ECLI:NL:CRVB:2011:BP7041

Centrale Raad van Beroep

Datum uitspraak
1 maart 2011
Publicatiedatum
5 april 2013
Zaaknummer
09-78 WWB
Instantie
Centrale Raad van Beroep
Type
Uitspraak
Rechtsgebied
Bestuursrecht; Socialezekerheidsrecht
Procedures
  • Hoger beroep
Rechters
Vindplaatsen
  • Rechtspraak.nl
AI samenvatting door LexboostAutomatisch gegenereerd

Afwijzing aanvraag bijstandsverlening wegens onvoldoende inlichtingen over financiële situatie

In deze zaak gaat het om een hoger beroep van appellante tegen de uitspraak van de rechtbank Rotterdam, die de afwijzing van haar aanvraag om bijstand door het College van burgemeester en wethouders van de gemeente Barendrecht heeft bevestigd. De aanvraag om bijstand werd afgewezen omdat appellante onvoldoende inlichtingen had verstrekt om haar recht op bijstand vast te stellen.
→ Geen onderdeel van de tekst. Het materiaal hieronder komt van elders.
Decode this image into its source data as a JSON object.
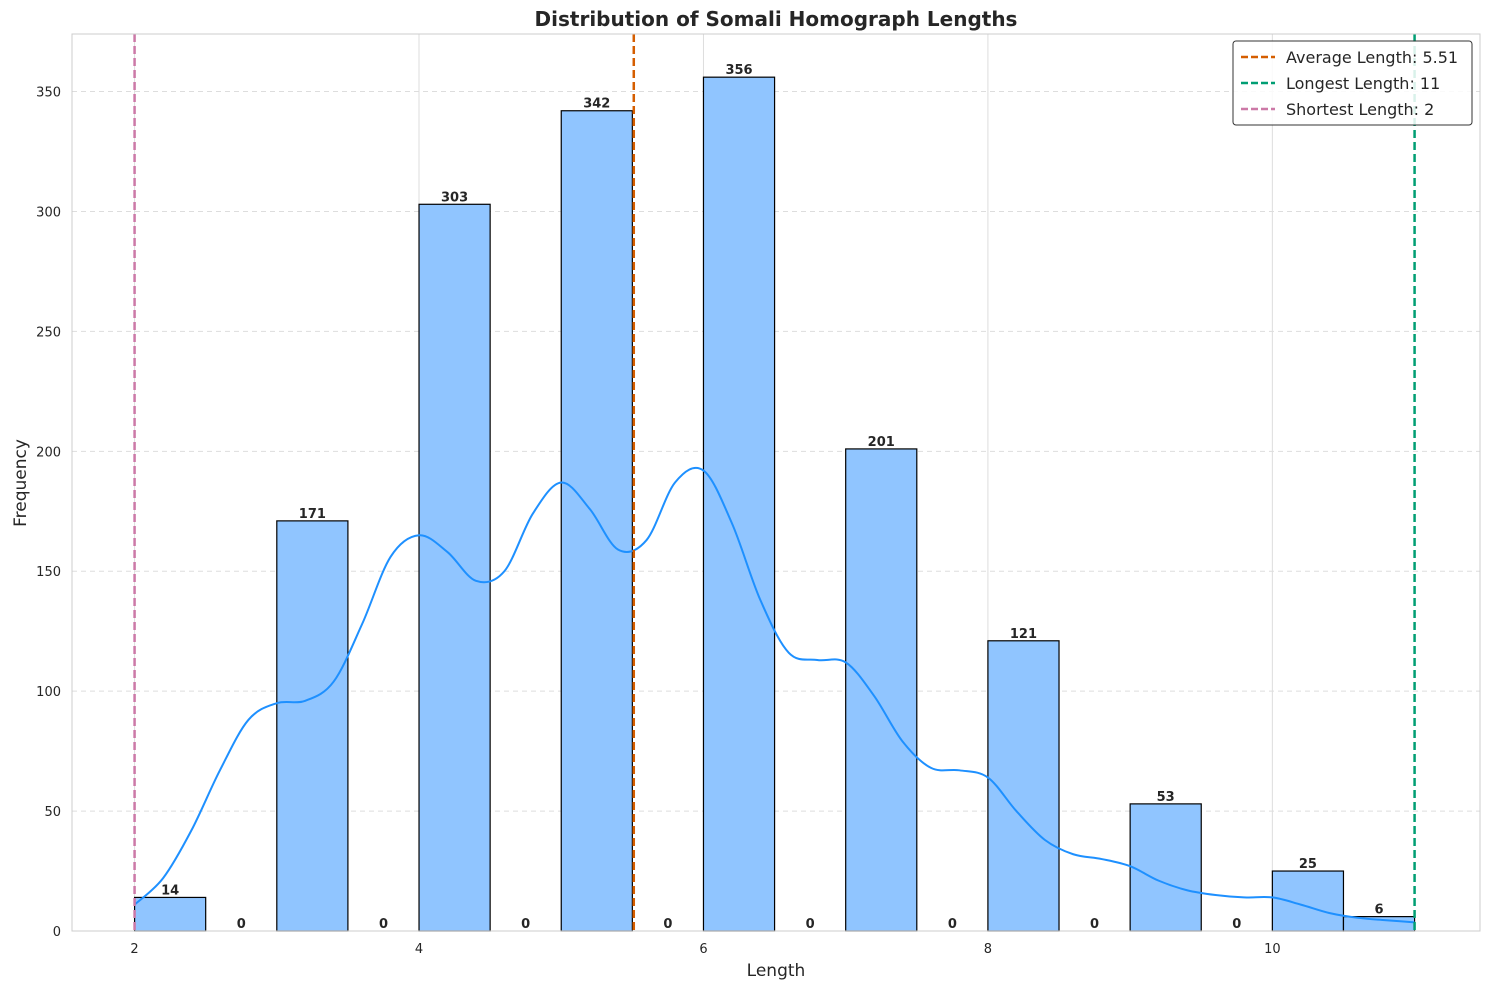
{
  "chart_data": {
    "type": "bar",
    "title": "Distribution of Somali Homograph Lengths",
    "xlabel": "Length",
    "ylabel": "Frequency",
    "xlim": [
      1.56,
      11.46
    ],
    "ylim": [
      0,
      374
    ],
    "xticks": [
      2,
      4,
      6,
      8,
      10
    ],
    "yticks": [
      0,
      50,
      100,
      150,
      200,
      250,
      300,
      350
    ],
    "grid": true,
    "bin_width": 0.5,
    "bins": [
      {
        "start": 2.0,
        "count": 14,
        "label": "14"
      },
      {
        "start": 2.5,
        "count": 0,
        "label": "0"
      },
      {
        "start": 3.0,
        "count": 171,
        "label": "171"
      },
      {
        "start": 3.5,
        "count": 0,
        "label": "0"
      },
      {
        "start": 4.0,
        "count": 303,
        "label": "303"
      },
      {
        "start": 4.5,
        "count": 0,
        "label": "0"
      },
      {
        "start": 5.0,
        "count": 342,
        "label": "342"
      },
      {
        "start": 5.5,
        "count": 0,
        "label": "0"
      },
      {
        "start": 6.0,
        "count": 356,
        "label": "356"
      },
      {
        "start": 6.5,
        "count": 0,
        "label": "0"
      },
      {
        "start": 7.0,
        "count": 201,
        "label": "201"
      },
      {
        "start": 7.5,
        "count": 0,
        "label": "0"
      },
      {
        "start": 8.0,
        "count": 121,
        "label": "121"
      },
      {
        "start": 8.5,
        "count": 0,
        "label": "0"
      },
      {
        "start": 9.0,
        "count": 53,
        "label": "53"
      },
      {
        "start": 9.5,
        "count": 0,
        "label": "0"
      },
      {
        "start": 10.0,
        "count": 25,
        "label": "25"
      },
      {
        "start": 10.5,
        "count": 6,
        "label": "6"
      }
    ],
    "kde": [
      [
        2.0,
        11
      ],
      [
        2.2,
        22
      ],
      [
        2.4,
        42
      ],
      [
        2.6,
        67
      ],
      [
        2.8,
        88
      ],
      [
        3.0,
        95
      ],
      [
        3.2,
        96
      ],
      [
        3.4,
        104
      ],
      [
        3.6,
        128
      ],
      [
        3.8,
        156
      ],
      [
        4.0,
        165
      ],
      [
        4.2,
        158
      ],
      [
        4.4,
        146
      ],
      [
        4.6,
        150
      ],
      [
        4.8,
        174
      ],
      [
        5.0,
        187
      ],
      [
        5.2,
        176
      ],
      [
        5.4,
        159
      ],
      [
        5.6,
        163
      ],
      [
        5.8,
        187
      ],
      [
        6.0,
        192
      ],
      [
        6.2,
        170
      ],
      [
        6.4,
        138
      ],
      [
        6.6,
        116
      ],
      [
        6.8,
        113
      ],
      [
        7.0,
        112
      ],
      [
        7.2,
        98
      ],
      [
        7.4,
        79
      ],
      [
        7.6,
        68
      ],
      [
        7.8,
        67
      ],
      [
        8.0,
        64
      ],
      [
        8.2,
        50
      ],
      [
        8.4,
        38
      ],
      [
        8.6,
        32
      ],
      [
        8.8,
        30
      ],
      [
        9.0,
        27
      ],
      [
        9.2,
        21
      ],
      [
        9.4,
        17
      ],
      [
        9.6,
        15
      ],
      [
        9.8,
        14
      ],
      [
        10.0,
        14
      ],
      [
        10.2,
        11
      ],
      [
        10.4,
        7.5
      ],
      [
        10.6,
        5.5
      ],
      [
        10.8,
        4.5
      ],
      [
        11.0,
        3.6
      ]
    ],
    "vlines": [
      {
        "name": "Average Length: 5.51",
        "x": 5.51,
        "color": "#d55e00"
      },
      {
        "name": "Longest Length: 11",
        "x": 11,
        "color": "#009e73"
      },
      {
        "name": "Shortest Length: 2",
        "x": 2,
        "color": "#cc79a7"
      }
    ],
    "legend_position": "top-right",
    "colors": {
      "bar_fill": "#90c5ff",
      "bar_edge": "#000000",
      "kde": "#1e90ff"
    }
  }
}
Appellante en haar echtgenoot, beiden zelfstandig ondernemers, hadden in 2003 een aanzienlijk bedrag gewonnen in Holland Casino en een chalet gekocht. Na hun voorlopige hechtenis in 2006 vroeg appellante bijstand aan, maar kon niet aantonen hoe zij de opbrengst van de verkoop van het chalet had besteed. Het College stelde dat de verstrekte informatie niet voldeed aan de inlichtingenverplichting, wat leidde tot de afwijzing van de aanvraag.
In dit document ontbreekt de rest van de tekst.